We choose the best type based on the types we have in the expression itself, not on the basis of types that are outside the expression, like the cast. Therefore the choices are object and int. Every int is convertible to object but not every object is convertible to int, so the compiler chooses object. Therefore this is the same as

decimal amount = (decimal)(isDecimal ? result : (object)0);

And therefore the zero returned is a boxed int. The cast then unboxes the boxed int to decimal. As we’ve already discussed at length, it is illegal to unbox a boxed int to decimal. That throws an invalid cast exception, and there you go.

Comments (23)

  1. Shiva says:

    I prefer compiler to throw a compilation error instead of putting type conversion for me conditional operator. You may say that asking devs to put explicit type conversion in all assignments may be overkill. But at least in the case of conditional operator it should have asked me to make my intentions clear.

  2. Phil says:

    Thank dude. You just made me a little smarter (which suffice for your good deed for the day.) I have noticed this problem too but never understood it until now.

  3. snarfblam says:

    This is something that has always bothered me about C#'s casting operators. Boxing is intentionally largely transparent in C#. When you want to cast an object to a value type, however, the boxing is suddenly completely opaque. Nowhere else do we have to worry about whether a cast is a simple type-cast or conversion. I understand why it works this way, but it certainly isn't obvious until it's gotten you a couple of times.

  4. pminaev says:

    VB can handle this, however:

           Dim x As Object = 12.3

           Console.WriteLine(CType(x, Integer)) ' okay – 12

    but, of course, you pay the runtime penalty for all the extra type checks it has to do to make this work.

    Still, I like the overall approach better. Especially the named cast operators with distinct semantics that is reflected in the names. So you wouldn't expect DirectCast to do the above in VB, because, well, it's not "direct" – you have to go from Object to Double, and then from Double to Integer.

    Better yet would be to have altogether separate syntaxes for casting references up/down/across the inheritance hierarchy, for unboxing, and for conversions. They are, after all, different operations with noticeable semantical differences – up/down/cross-casting is identity-preserving while unboxing is not, for example; and data conversions can simply lose some of the data (even widening ones – think int->float). F# fares relatively well there:

    upcast: (x :> T)

    downcast: (x :?> T)

    cross-cast: (x :> obj :?> T), i.e. upcast followed by downcast – no special syntax

    boxing: (box x) – is not implicit

    unboxing: (unbox<T> x), though T is normally inferred from context, then it's just (unbox x)

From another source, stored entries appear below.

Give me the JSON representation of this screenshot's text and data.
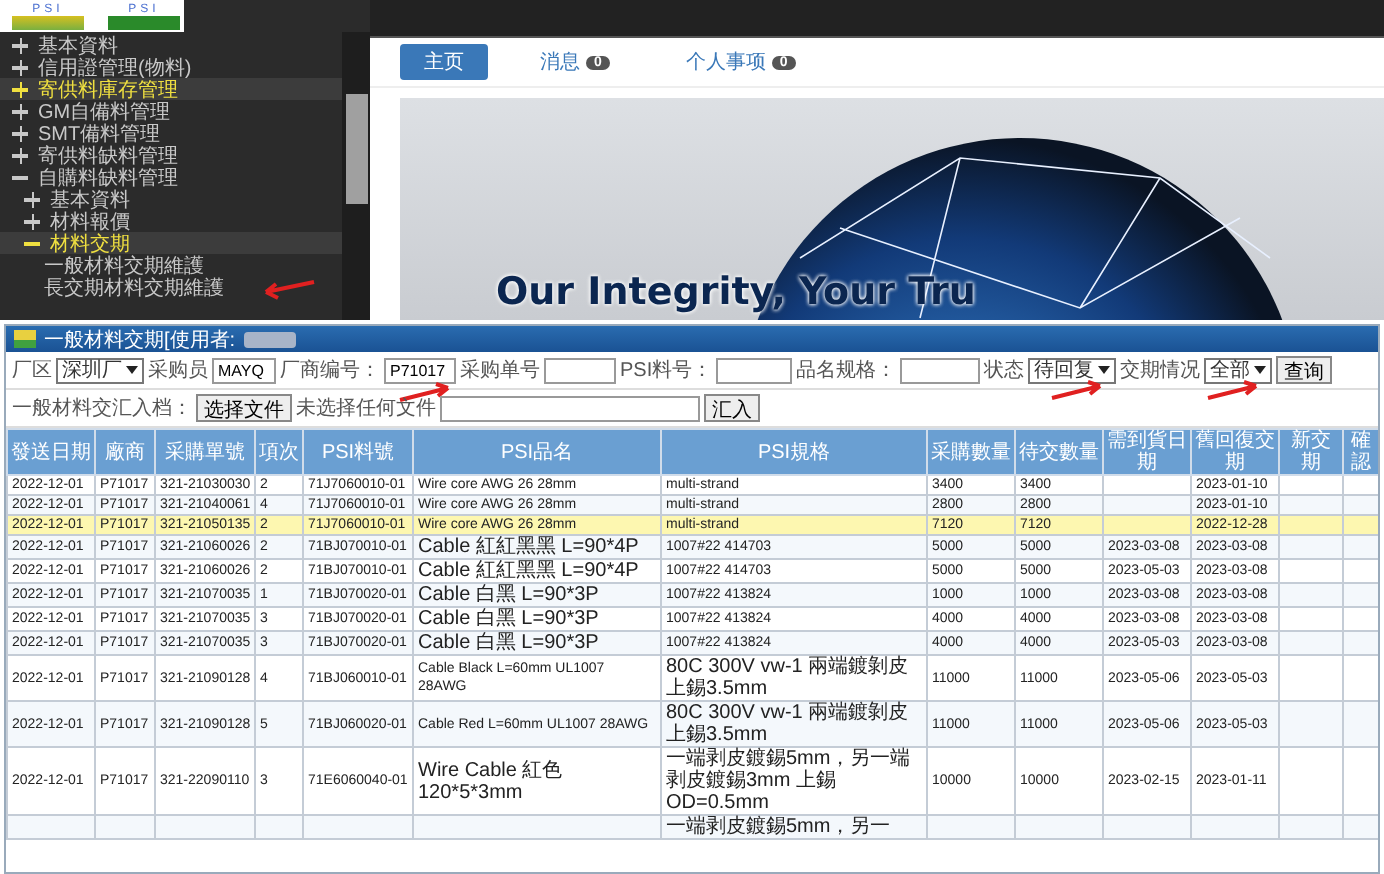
{
  "logos": [
    {
      "text": "PSI"
    },
    {
      "text": "PSI"
    }
  ],
  "sidebar": {
    "items": [
      {
        "label": "基本資料",
        "kind": "folder",
        "expanded": false,
        "selected": false
      },
      {
        "label": "信用證管理(物料)",
        "kind": "folder",
        "expanded": false,
        "selected": false
      },
      {
        "label": "寄供料庫存管理",
        "kind": "folder",
        "expanded": false,
        "selected": true
      },
      {
        "label": "GM自備料管理",
        "kind": "folder",
        "expanded": false,
        "selected": false
      },
      {
        "label": "SMT備料管理",
        "kind": "folder",
        "expanded": false,
        "selected": false
      },
      {
        "label": "寄供料缺料管理",
        "kind": "folder",
        "expanded": false,
        "selected": false
      },
      {
        "label": "自購料缺料管理",
        "kind": "folder",
        "expanded": true,
        "selected": false,
        "children": [
          {
            "label": "基本資料",
            "kind": "folder",
            "expanded": false,
            "selected": false
          },
          {
            "label": "材料報價",
            "kind": "folder",
            "expanded": false,
            "selected": false
          },
          {
            "label": "材料交期",
            "kind": "folder",
            "expanded": true,
            "selected": true,
            "children": [
              {
                "label": "一般材料交期維護",
                "kind": "leaf",
                "selected": false
              },
              {
                "label": "長交期材料交期維護",
                "kind": "leaf",
                "selected": false
              }
            ]
          }
        ]
      }
    ]
  },
  "tabs": [
    {
      "label": "主页",
      "selected": true
    },
    {
      "label": "消息",
      "badge": "0",
      "selected": false
    },
    {
      "label": "个人事项",
      "badge": "0",
      "selected": false
    }
  ],
  "banner": {
    "slogan": "Our Integrity, Your Tru"
  },
  "window": {
    "title": "一般材料交期[使用者:",
    "filters": [
      {
        "kind": "select",
        "label": "厂区",
        "value": "深圳厂"
      },
      {
        "kind": "input",
        "label": "采购员",
        "value": "MAYQ"
      },
      {
        "kind": "input",
        "label": "厂商编号：",
        "value": "P71017"
      },
      {
        "kind": "input",
        "label": "采购单号"
      },
      {
        "kind": "input",
        "label": "PSI料号："
      },
      {
        "kind": "input",
        "label": "品名规格："
      },
      {
        "kind": "select",
        "label": "状态",
        "value": "待回复"
      },
      {
        "kind": "select",
        "label": "交期情况",
        "value": "全部"
      },
      {
        "kind": "button",
        "label": "查询"
      }
    ],
    "import": {
      "label": "一般材料交汇入档：",
      "file_button": "选择文件",
      "file_status": "未选择任何文件",
      "button": "汇入"
    },
    "table": {
      "columns": [
        "發送日期",
        "廠商",
        "采購單號",
        "項次",
        "PSI料號",
        "PSI品名",
        "PSI規格",
        "采購數量",
        "待交數量",
        "需到貨日期",
        "舊回復交期",
        "新交期",
        "確認"
      ],
      "rows": [
        {
          "highlighted": false,
          "cells": [
            "2022-12-01",
            "P71017",
            "321-21030030",
            "2",
            "71J7060010-01",
            "Wire core AWG 26 28mm",
            "multi-strand",
            "3400",
            "3400",
            "",
            "2023-01-10",
            "",
            ""
          ]
        },
        {
          "highlighted": false,
          "cells": [
            "2022-12-01",
            "P71017",
            "321-21040061",
            "4",
            "71J7060010-01",
            "Wire core AWG 26 28mm",
            "multi-strand",
            "2800",
            "2800",
            "",
            "2023-01-10",
            "",
            ""
          ]
        },
        {
          "highlighted": true,
          "cells": [
            "2022-12-01",
            "P71017",
            "321-21050135",
            "2",
            "71J7060010-01",
            "Wire core AWG 26 28mm",
            "multi-strand",
            "7120",
            "7120",
            "",
            "2022-12-28",
            "",
            ""
          ]
        },
        {
          "highlighted": false,
          "cells": [
            "2022-12-01",
            "P71017",
            "321-21060026",
            "2",
            "71BJ070010-01",
            "Cable 紅紅黑黑 L=90*4P",
            "1007#22 414703",
            "5000",
            "5000",
            "2023-03-08",
            "2023-03-08",
            "",
            ""
          ]
        },
        {
          "highlighted": false,
          "cells": [
            "2022-12-01",
            "P71017",
            "321-21060026",
            "2",
            "71BJ070010-01",
            "Cable 紅紅黑黑 L=90*4P",
            "1007#22 414703",
            "5000",
            "5000",
            "2023-05-03",
            "2023-03-08",
            "",
            ""
          ]
        },
        {
          "highlighted": false,
          "cells": [
            "2022-12-01",
            "P71017",
            "321-21070035",
            "1",
            "71BJ070020-01",
            "Cable 白黑 L=90*3P",
            "1007#22 413824",
            "1000",
            "1000",
            "2023-03-08",
            "2023-03-08",
            "",
            ""
          ]
        },
        {
          "highlighted": false,
          "cells": [
            "2022-12-01",
            "P71017",
            "321-21070035",
            "3",
            "71BJ070020-01",
            "Cable 白黑 L=90*3P",
            "1007#22 413824",
            "4000",
            "4000",
            "2023-03-08",
            "2023-03-08",
            "",
            ""
          ]
        },
        {
          "highlighted": false,
          "cells": [
            "2022-12-01",
            "P71017",
            "321-21070035",
            "3",
            "71BJ070020-01",
            "Cable 白黑 L=90*3P",
            "1007#22 413824",
            "4000",
            "4000",
            "2023-05-03",
            "2023-03-08",
            "",
            ""
          ]
        },
        {
          "highlighted": false,
          "cells": [
            "2022-12-01",
            "P71017",
            "321-21090128",
            "4",
            "71BJ060010-01",
            "Cable Black L=60mm UL1007 28AWG",
            "80C 300V vw-1 兩端鍍剝皮上錫3.5mm",
            "11000",
            "11000",
            "2023-05-06",
            "2023-05-03",
            "",
            ""
          ]
        },
        {
          "highlighted": false,
          "cells": [
            "2022-12-01",
            "P71017",
            "321-21090128",
            "5",
            "71BJ060020-01",
            "Cable Red L=60mm UL1007 28AWG",
            "80C 300V vw-1 兩端鍍剝皮上錫3.5mm",
            "11000",
            "11000",
            "2023-05-06",
            "2023-05-03",
            "",
            ""
          ]
        },
        {
          "highlighted": false,
          "cells": [
            "2022-12-01",
            "P71017",
            "321-22090110",
            "3",
            "71E6060040-01",
            "Wire Cable 紅色 120*5*3mm",
            "一端剥皮鍍錫5mm，另一端剥皮鍍錫3mm 上錫OD=0.5mm",
            "10000",
            "10000",
            "2023-02-15",
            "2023-01-11",
            "",
            ""
          ]
        },
        {
          "highlighted": false,
          "cells": [
            "",
            "",
            "",
            "",
            "",
            "",
            "一端剥皮鍍錫5mm，另一",
            "",
            "",
            "",
            "",
            "",
            ""
          ]
        }
      ]
    }
  }
}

    conversions: (int x), (float x), (string x) etc

  5. josheinstein says:

    I am shaken. I can pretty much guarantee over the past 10 years or so, the longest I've gone without using C# was about 48 hours and yes that includes my wedding in the Bahamas. Yet I have never noticed or have been impacted by the fact that a boxed T can only be cast to T. It's kinda like finding out you were adopted.

  6. mike says:

    I would point out that algebra is algebra. There is no 'regular' algebra.

    I would point out that there are infinitely many algebras. An "algebra" is by the pure mathematician's definition simply the combination of a field with a multiplication operator closed over the field such that the operator has certain attractive properties, such as distributivity. So, yes, I did not need to say "regular algebra" here, since by definition a multiplication operator in any algebra is distributive.

    A computer scientist would define "algebra" very differently than a pure mathematician. To a computer scientist, an algebraic system is any system that affords certain symbolic manipulations. There does not have to be a vector space, or a multiplication operator that distributes over addition of vectors. As a computer scientist I think of the type system of C# as forming an algebra because it is a bunch of stuff I can manipulate symbolically. Let's call such algebras "symbolic algebras", and the pure mathematician's algebras "vector algebras".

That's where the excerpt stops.